Ask HN: Would you buy webapps? - jmonegro

I'm not sure about my position on buying and selling webapps. This comes to mind due to the recent 250k sale of retweet.<p>What I'm thinking is about the practicality of it all: content sites and blogs are simple: anyone can take over.<p>But webapps deal with languages, and frameworks, and good or bad code.<p>What's your stance on buying and selling webapps in the short term?
======
terrellm
I don't see how the fact that it's a web app, content site, or desktop
software would matter. You value an asset, taking into consideration the
acquisition and maintenance costs. I haven't figured out the $250k for Retweet
but I tend to be more ROI-based with my purchases.

As far as good code vs bad code, if you intend on maintaining the site then
you probably want to setup a code review via remote desktop where you can
review some of the code.

I'm in talks to buy the assets of a company that developed a desktop software
program. The software was developed in an archaic language I've never heard of
and am not interested in learning, so I was pretty frank that the source has
no value to me since my interest is in converting the customers over to my
desktop product. Had the code been in something like .Net that could easily be
maintained, I'd place a higher value on the asset.

I'm also in the process of selling a custom classified site written in .Net.
When I sell the site, I'll be providing the contact information of the
contractor developer who created it.
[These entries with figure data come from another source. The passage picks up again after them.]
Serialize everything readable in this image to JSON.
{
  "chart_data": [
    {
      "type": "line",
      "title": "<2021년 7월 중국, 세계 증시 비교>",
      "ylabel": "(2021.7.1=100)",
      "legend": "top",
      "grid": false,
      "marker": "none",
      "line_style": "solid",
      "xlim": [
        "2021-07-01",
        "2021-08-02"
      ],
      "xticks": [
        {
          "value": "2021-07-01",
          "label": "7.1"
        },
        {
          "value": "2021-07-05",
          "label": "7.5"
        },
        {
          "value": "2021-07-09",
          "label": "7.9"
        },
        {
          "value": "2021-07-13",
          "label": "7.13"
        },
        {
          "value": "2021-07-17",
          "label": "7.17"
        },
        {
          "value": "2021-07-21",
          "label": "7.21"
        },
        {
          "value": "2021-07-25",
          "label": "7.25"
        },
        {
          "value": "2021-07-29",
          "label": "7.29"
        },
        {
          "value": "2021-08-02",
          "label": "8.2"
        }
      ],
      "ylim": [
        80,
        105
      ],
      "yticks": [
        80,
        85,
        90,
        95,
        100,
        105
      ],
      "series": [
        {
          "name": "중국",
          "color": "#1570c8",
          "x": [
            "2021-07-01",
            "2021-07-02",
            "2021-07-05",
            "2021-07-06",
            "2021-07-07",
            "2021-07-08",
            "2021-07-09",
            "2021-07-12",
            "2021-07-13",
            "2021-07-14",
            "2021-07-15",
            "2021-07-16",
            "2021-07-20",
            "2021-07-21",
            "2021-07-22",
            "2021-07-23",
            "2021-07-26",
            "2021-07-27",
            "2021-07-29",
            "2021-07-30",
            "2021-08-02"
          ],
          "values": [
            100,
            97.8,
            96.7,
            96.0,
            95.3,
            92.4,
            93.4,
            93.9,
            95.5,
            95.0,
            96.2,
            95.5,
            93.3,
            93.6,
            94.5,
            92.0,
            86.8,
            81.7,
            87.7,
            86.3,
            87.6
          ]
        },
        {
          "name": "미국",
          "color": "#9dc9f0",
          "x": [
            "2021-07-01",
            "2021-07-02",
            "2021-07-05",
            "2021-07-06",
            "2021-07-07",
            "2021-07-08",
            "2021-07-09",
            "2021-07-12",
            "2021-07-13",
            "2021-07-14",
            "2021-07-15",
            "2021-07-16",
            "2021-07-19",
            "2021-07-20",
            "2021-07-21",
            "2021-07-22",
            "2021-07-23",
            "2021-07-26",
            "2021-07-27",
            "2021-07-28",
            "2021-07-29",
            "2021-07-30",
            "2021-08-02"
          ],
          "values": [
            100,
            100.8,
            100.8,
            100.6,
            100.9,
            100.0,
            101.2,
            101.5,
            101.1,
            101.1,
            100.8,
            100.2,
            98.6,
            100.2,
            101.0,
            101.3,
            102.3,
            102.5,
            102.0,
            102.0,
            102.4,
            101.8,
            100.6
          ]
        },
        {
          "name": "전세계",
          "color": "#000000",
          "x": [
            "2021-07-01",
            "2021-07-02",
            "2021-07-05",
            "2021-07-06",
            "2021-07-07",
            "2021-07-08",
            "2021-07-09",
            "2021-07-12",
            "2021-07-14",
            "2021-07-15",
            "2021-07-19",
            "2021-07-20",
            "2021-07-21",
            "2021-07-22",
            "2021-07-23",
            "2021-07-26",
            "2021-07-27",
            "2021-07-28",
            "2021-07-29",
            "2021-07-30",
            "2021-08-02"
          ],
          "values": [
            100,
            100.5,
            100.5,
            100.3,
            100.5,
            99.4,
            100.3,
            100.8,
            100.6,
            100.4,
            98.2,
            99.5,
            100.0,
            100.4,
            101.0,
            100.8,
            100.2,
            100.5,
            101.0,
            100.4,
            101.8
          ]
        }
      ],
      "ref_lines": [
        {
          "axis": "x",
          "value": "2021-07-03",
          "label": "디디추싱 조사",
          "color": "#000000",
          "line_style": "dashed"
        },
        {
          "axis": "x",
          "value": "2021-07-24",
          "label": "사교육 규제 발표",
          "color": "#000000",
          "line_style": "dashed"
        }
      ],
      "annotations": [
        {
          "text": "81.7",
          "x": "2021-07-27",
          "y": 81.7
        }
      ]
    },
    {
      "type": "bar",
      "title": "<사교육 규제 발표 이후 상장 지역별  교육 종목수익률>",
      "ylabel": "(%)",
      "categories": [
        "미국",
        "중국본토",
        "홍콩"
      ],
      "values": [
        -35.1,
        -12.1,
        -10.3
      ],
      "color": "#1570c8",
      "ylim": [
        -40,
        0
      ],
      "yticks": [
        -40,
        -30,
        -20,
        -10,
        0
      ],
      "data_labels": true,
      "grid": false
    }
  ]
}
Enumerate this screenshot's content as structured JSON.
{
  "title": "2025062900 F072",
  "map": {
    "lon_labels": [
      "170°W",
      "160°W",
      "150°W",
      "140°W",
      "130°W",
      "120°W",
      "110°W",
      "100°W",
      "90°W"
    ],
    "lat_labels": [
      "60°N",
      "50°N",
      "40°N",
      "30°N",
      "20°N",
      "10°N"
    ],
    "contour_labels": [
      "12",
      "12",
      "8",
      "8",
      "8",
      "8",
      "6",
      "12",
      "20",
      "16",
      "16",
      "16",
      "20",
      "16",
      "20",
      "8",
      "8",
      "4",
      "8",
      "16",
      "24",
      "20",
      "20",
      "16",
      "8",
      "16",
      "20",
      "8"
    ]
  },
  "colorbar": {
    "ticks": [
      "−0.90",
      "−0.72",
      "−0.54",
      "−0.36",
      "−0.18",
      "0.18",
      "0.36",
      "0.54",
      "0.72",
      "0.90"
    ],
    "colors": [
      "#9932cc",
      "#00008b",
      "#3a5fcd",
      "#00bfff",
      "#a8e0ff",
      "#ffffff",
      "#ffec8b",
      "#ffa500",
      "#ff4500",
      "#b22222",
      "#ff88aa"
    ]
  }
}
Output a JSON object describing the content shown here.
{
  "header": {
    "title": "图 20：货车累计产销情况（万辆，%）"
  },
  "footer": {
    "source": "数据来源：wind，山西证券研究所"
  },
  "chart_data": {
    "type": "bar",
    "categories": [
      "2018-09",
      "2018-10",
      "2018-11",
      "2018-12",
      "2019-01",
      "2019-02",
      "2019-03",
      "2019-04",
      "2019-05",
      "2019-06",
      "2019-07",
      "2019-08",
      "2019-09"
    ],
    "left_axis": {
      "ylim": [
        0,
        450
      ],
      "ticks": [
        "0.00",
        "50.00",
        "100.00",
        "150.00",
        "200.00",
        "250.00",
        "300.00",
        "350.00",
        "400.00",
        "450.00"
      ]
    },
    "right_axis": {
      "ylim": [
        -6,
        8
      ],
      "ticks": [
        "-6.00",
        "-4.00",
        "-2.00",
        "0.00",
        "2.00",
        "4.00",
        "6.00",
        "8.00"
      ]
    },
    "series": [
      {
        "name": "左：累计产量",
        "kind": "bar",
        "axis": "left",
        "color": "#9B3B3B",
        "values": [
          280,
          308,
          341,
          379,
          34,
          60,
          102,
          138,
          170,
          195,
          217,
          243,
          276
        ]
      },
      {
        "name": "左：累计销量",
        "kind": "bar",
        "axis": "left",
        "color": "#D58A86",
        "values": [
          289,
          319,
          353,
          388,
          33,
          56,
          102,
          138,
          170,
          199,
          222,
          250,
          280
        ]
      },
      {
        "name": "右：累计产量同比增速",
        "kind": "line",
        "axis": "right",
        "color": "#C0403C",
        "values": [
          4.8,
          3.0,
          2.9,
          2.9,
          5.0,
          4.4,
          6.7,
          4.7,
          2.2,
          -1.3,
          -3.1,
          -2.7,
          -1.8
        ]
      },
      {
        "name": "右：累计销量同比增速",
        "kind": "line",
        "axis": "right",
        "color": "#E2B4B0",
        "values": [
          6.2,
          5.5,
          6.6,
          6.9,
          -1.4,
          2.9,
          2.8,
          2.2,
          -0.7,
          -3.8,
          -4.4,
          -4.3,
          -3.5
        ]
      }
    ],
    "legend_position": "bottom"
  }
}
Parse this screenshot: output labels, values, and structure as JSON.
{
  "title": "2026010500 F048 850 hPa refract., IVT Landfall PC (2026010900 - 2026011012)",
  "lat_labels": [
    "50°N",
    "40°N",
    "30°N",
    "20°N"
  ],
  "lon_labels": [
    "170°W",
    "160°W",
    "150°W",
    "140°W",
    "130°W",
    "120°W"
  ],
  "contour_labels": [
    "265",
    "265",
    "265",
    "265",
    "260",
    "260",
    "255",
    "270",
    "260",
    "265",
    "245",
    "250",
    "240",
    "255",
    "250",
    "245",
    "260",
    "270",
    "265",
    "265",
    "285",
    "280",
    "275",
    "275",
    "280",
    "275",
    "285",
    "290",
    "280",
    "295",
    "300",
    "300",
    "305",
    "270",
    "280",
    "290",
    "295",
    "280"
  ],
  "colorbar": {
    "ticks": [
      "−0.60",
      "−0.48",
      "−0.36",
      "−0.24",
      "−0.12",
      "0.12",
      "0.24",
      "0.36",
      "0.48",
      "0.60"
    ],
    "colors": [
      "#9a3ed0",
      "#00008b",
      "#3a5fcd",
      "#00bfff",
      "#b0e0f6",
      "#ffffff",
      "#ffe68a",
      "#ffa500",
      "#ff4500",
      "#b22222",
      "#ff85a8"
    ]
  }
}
The new owner will have the option of
continuing with this developer or finding their own developer.

------
jacquesm
I'm not sure how 'qualified' I am to give you an answer, but I do technical
due dilligence as a part of my consulting work, and some of that has been
evaluating web based applications.

In general the criteria I use are:

    
    
      - is the team a part of the acquisition or is it just the code
      
      - how much of the knowledge about the code is present in
        the heads of the authors and how much of it is 
        transferrable
    
      - is the codebase in a language that you can easily get 
        developers for
    
      - how much time is invested in the code
    
      - what is the 'backlog' in terms of open critical tickets
        and such
    
      - what is my estimate on time to re-write the whole thing
        from scratch (some help here from wordcount and gzip)
    
      - how well will the current implementation scale
    

All those (and a whole bunch of other, but less relevant) criteria together
make up the main ingredients of what goes in to determining what the value is
of the code behind a web app.

I hope there is something of use in there for you.

------
JayNeely
As with any business, you'd want to do due diligence. If I couldn't look at
the code, I wouldn't buy it. Most web apps could be reproduced without ever
looking at the code behind it, so allowing you to do so shouldn't be an issue.

Buying a web app makes sense when:

1) you have a clear path to making more from it than you'd pay for it, in a
short enough amount of time that it makes sense to buy the app rather than
spend it elsewhere / develop it yourself.

and you:

a) have a relevant advantage that the current owner doesn't, like target
market connections, a distribution network, or an app with complementary
functionality.

-or-

b) can get an advantage with the app, that you need for something else.